2.) Data governance service: The data governance service is responsible for ensuring data security and privacy aspects of the platform. The service included following features as part of the platform:

     Data discovery – this component allows different data formats and model of various data sources to be discoverable by the required components

     Data value exchange negotiation – this component works on the data exchange and data interoperability for the underlying objective, and ensuring that the data exchange takes place in the specified format

     Multi-party incentivized data sharing – this component aims towards incentivizing data exchange between different actors to achieve a common objective and showing the positive impact of data sharing in terms of data rich insights generated from the analytical models

     Integrated with smart contracts – this component provides the facility to connect with the underlying blockchain platform and provide smart contracts facility for the data exchange

 

An infographic representation of the same is provided in Figure 1.

DM S2CP architecture
Figure 1 - Modular representation of Data Integration and Management Component in S2CP Platform

Tools and Technologies

·         Programming: Python – Scripting and Development, SciKit Learn, Numpy, Scipy, Matplotlib, Pandas

·         Database and APIs: MySQL, CouchDB, Flask, JSON, WSGI (e.g., Gunicorn)

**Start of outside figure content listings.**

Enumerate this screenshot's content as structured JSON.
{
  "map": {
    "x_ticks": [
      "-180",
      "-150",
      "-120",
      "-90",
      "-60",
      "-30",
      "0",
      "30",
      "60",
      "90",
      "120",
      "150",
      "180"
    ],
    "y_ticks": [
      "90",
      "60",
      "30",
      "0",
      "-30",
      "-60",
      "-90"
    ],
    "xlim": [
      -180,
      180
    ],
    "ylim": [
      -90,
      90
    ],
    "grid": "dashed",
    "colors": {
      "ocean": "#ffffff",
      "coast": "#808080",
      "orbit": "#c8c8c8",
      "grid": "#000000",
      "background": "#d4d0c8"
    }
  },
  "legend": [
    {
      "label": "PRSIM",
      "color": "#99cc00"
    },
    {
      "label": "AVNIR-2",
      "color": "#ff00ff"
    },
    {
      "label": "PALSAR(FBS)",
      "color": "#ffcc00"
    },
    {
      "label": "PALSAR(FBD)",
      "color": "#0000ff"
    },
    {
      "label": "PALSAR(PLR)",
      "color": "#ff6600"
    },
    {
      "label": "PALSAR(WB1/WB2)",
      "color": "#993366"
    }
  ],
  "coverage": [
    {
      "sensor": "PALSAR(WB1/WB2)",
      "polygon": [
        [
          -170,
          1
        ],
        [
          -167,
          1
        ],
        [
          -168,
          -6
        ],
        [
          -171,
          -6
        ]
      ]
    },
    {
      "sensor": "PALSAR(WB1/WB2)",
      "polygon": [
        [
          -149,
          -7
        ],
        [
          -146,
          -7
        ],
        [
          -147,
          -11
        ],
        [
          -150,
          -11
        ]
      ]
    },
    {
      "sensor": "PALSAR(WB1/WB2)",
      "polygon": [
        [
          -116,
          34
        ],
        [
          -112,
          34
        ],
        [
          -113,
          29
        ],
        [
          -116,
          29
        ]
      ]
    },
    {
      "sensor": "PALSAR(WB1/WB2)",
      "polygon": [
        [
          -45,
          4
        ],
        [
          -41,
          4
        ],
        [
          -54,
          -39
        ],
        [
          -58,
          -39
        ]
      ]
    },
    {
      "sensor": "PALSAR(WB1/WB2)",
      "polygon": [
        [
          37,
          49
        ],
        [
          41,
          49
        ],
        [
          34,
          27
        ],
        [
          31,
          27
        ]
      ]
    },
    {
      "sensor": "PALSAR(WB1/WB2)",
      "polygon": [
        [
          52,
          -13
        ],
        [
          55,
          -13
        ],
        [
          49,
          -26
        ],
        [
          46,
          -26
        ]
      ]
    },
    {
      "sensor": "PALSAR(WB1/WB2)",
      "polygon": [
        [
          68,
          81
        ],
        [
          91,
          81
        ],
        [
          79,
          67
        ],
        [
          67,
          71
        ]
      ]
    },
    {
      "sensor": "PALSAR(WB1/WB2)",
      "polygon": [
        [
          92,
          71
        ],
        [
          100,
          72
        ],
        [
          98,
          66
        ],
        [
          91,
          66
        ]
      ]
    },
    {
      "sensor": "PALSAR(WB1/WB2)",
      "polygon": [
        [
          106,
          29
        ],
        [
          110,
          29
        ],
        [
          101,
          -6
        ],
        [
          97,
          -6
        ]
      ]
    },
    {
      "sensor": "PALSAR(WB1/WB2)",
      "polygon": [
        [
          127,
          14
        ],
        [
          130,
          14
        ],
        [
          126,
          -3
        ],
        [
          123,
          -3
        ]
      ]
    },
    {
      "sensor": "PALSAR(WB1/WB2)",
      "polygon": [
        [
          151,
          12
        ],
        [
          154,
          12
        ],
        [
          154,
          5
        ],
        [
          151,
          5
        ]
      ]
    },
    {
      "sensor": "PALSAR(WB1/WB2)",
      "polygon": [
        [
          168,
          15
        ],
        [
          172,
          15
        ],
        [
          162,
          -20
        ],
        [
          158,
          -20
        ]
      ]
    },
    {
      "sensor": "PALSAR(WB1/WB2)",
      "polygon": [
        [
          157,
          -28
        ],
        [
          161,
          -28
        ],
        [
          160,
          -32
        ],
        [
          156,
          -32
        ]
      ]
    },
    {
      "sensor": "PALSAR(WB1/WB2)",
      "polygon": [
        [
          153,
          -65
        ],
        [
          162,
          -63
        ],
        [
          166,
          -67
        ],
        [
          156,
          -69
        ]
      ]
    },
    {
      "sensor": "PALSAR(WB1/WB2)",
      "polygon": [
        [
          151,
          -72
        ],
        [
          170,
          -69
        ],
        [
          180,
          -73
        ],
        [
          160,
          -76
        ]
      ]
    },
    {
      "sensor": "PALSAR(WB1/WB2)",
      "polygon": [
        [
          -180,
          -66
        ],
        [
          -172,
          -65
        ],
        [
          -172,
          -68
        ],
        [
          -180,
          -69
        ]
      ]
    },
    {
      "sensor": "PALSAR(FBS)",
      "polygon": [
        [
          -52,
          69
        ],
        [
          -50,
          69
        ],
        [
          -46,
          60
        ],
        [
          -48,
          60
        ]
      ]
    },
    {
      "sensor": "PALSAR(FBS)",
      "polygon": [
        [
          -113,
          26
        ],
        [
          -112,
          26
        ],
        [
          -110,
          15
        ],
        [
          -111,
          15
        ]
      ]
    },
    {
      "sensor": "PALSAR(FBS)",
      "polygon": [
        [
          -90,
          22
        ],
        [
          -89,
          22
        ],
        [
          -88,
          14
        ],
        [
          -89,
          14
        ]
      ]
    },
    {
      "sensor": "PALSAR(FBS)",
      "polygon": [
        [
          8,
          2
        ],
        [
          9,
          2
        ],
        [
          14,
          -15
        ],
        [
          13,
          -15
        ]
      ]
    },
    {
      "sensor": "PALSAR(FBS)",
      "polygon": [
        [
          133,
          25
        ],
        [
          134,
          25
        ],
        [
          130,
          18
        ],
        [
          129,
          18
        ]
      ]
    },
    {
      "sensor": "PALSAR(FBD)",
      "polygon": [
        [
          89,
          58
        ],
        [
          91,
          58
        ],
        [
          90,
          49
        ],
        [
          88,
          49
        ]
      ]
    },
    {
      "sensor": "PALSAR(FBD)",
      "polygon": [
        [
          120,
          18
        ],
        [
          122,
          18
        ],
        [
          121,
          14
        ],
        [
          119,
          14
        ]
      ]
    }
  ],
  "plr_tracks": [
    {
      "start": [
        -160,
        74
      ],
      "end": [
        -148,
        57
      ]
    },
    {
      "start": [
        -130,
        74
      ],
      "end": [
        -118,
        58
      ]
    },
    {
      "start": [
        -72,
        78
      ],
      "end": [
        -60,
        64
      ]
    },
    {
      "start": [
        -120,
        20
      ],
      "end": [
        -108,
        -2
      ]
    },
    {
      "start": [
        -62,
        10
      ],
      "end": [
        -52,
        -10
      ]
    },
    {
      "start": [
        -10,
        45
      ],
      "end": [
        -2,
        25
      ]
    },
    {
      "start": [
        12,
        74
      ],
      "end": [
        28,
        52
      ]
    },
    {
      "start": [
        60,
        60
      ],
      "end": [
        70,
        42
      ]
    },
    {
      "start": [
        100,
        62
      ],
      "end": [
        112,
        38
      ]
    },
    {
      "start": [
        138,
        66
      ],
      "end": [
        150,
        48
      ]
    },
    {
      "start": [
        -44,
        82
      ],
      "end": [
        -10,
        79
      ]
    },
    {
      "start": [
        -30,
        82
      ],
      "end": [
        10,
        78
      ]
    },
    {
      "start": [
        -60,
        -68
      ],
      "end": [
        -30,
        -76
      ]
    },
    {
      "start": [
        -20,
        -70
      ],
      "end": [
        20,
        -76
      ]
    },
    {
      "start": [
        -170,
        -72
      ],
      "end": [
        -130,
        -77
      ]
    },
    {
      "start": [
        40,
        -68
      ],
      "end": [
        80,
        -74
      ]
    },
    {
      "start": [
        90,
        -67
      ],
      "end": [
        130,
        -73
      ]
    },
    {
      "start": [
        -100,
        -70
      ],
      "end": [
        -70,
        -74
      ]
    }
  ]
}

Use-case example: Reducing Food Wastage – Sustainable an Efficient Food Supply Chain

Using an AI enabled small camera that can perform real-time calculations at the edge. An AI model can be trained to determine the volumetric detection of produce in a display bin. Such a system can determine the amount of produce available in real-time in display bins. If a shopper comes and takes the produce, the AI model can automatically update to reflect the fact that there is now less produce in the bin, and if the produce is restocked (or the shopper puts the selected item back), the model automatically gets updated. This kind of system can be used to perform two primary outputs:

  1. One is for store personnel, they can be alerted if there is an outage or depletion of produce in the display bin, and they can re-stock
  2. By taking time series data snapshots of the produce over time, the store personnel can use this to improve their supply chain. They can have deep analytical insights around – hours to sell, days to sell, replenishment rates, restocking rates, purchasing rates. This can be used to tune the supply chain on behalf of the retailer. 

Now such systems working in parallel at different geographical locations in a city (extended to national and international level) can update and exchange parametric information via federated learning, which can further tune and make the supply chain efficient – at regional and global level as part of decision support system provided.